There are reports Labor are set to announce a global methane pledge at next month’s UN COP27 climate change conference.
This will result in higher prices at the supermarket and threatens the good old Aussie barbecue.
I note with great interest and pride that farmers are environmentally astute and have proven so with commitments to biodiversity measures, soil health and innovations in farming practices.
Any legislated emissions measures similar to New Zealand, which plans to tax agricultural long-lived gases and biogenic methane from cows and sheep through burps and nitrous oxide gases from their urine, will effectively tax farmers and make meat unaffordable.
This is yet again a failure on Labor’s part to understand that technology has not yet developed to a point where change will not hurt primary industry.
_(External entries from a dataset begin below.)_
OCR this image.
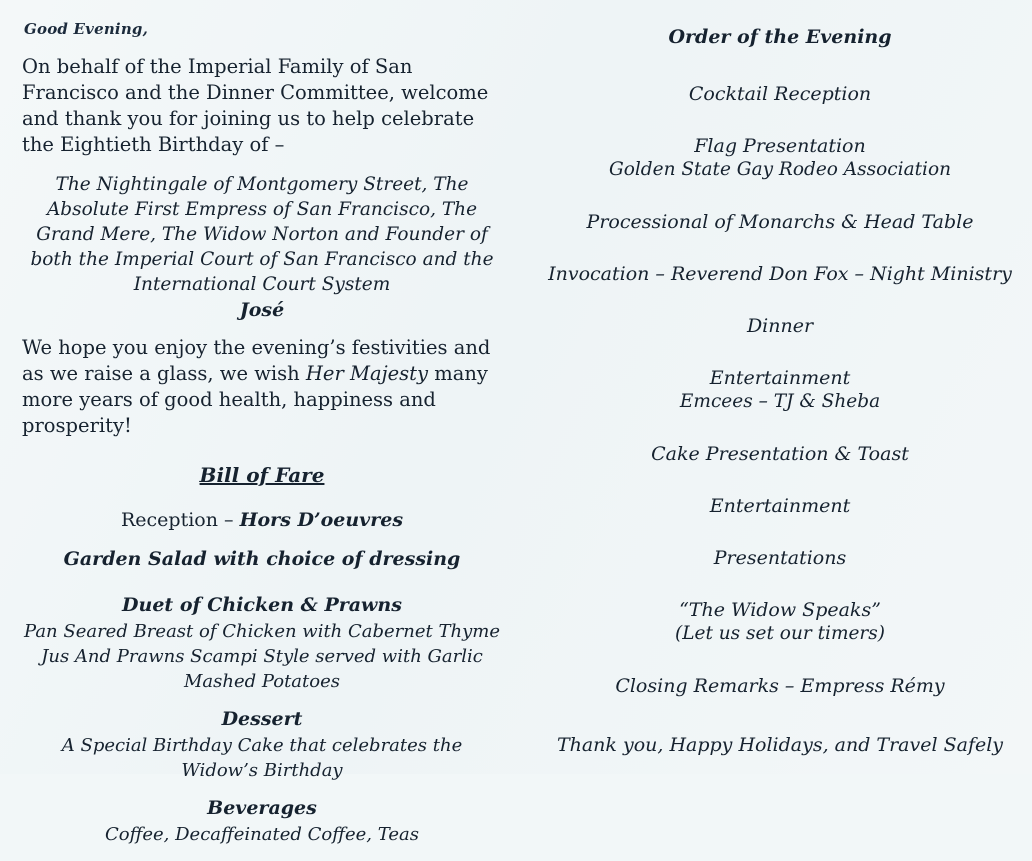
Good Evening,

On behalf of the Imperial Family of San Francisco and the Dinner Committee, welcome and thank you for joining us to help celebrate the Eightieth Birthday of –

The Nightingale of Montgomery Street, The Absolute First Empress of San Francisco, The Grand Mere, The Widow Norton and Founder of both the Imperial Court of San Francisco and the International Court System

José

We hope you enjoy the evening’s festivities and as we raise a glass, we wish Her Majesty many more years of good health, happiness and prosperity!

Bill of Fare

Reception – Hors D’oeuvres

Garden Salad with choice of dressing

Duet of Chicken & Prawns

Pan Seared Breast of Chicken with Cabernet Thyme Jus And Prawns Scampi Style served with Garlic Mashed Potatoes

Dessert

A Special Birthday Cake that celebrates the Widow’s Birthday

Beverages

Coffee, Decaffeinated Coffee, Teas

Order of the Evening
Cocktail Reception
Flag Presentation
Golden State Gay Rodeo Association
Processional of Monarchs & Head Table
Invocation – Reverend Don Fox – Night Ministry
Dinner
Entertainment
Emcees – TJ & Sheba
Cake Presentation & Toast
Entertainment
Presentations
“The Widow Speaks”
(Let us set our timers)
Closing Remarks – Empress Rémy
Thank you, Happy Holidays, and Travel Safely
It will certainly impact the export industry.
The situation is in parallel with Labor’s fast track to emissions reduction by prematurely closing coal and gas powerhouses across Australia.
The need for a “quick win” may well be the beginning of rolling blackouts for Australia.
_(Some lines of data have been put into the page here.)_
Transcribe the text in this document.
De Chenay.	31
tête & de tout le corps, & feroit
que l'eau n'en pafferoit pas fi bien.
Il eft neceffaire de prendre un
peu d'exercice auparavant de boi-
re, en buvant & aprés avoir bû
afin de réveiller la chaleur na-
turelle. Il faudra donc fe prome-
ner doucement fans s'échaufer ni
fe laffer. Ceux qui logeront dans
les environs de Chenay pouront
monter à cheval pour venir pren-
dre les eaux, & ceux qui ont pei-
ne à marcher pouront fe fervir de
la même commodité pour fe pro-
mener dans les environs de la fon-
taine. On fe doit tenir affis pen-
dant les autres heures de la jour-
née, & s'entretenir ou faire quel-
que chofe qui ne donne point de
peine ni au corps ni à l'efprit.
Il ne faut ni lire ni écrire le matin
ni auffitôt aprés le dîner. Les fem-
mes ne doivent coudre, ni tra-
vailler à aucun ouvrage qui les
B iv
I will be keenly watching Europe over the next few months to see how they manage power provision and prices.
I am not disputing the impact of the war in Ukraine and the stymying of the Russian supply of oil and gas to their European neighbours.
The fact does remain the fast-tracking of closures of reliable power sources across Europe is causing grief already, with existing plans for closures being reconsidered, fundamentally because reliability matters to everyone on a domestic and industrial level.
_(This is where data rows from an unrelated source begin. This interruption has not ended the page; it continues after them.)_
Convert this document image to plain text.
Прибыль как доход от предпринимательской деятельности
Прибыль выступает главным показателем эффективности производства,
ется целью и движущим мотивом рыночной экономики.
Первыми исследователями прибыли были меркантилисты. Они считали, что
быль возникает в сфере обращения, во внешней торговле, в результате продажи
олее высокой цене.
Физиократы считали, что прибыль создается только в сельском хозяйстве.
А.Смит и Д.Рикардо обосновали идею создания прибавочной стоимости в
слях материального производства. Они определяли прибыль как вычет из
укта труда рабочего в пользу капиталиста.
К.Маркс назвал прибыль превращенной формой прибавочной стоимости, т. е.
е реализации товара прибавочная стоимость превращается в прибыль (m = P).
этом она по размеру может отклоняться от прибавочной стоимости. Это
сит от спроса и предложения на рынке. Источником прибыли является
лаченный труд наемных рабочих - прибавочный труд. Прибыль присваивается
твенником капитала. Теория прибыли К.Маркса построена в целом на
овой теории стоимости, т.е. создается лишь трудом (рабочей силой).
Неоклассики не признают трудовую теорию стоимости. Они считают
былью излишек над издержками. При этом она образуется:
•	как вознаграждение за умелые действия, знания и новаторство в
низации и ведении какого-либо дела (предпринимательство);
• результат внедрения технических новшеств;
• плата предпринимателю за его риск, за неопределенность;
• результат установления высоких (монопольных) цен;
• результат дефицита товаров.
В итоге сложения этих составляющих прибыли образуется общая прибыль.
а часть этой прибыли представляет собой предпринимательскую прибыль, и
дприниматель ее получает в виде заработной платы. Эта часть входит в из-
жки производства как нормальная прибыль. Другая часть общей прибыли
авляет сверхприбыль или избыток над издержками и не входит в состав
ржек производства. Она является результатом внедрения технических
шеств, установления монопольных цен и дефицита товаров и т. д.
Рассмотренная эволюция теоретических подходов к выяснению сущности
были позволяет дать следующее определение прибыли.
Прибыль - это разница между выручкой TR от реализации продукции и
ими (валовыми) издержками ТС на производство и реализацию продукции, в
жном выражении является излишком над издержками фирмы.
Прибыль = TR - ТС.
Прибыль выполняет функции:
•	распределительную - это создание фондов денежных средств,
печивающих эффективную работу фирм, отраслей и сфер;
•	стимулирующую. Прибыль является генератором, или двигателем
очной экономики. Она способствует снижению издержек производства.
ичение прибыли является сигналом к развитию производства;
We all want a sustainable future for our planet and our grandchildren, but not in making food unaffordable – we need to assess the risk.
Technology has been the Coalition’s path to energy sustainability and it remains the focus for food sustainability too.
I’ve spoken with seaweed producers over the past couple of years about the “miracle cure” for methane production in cattle, but at this point there is no way of producing the amount or the method to deliver such solutions.
The government should invest in these innovations, rather than bringing out the same old tactic: tax.
Rushing through legislation and promises at COP27 is not going to assist any Mallee farmer.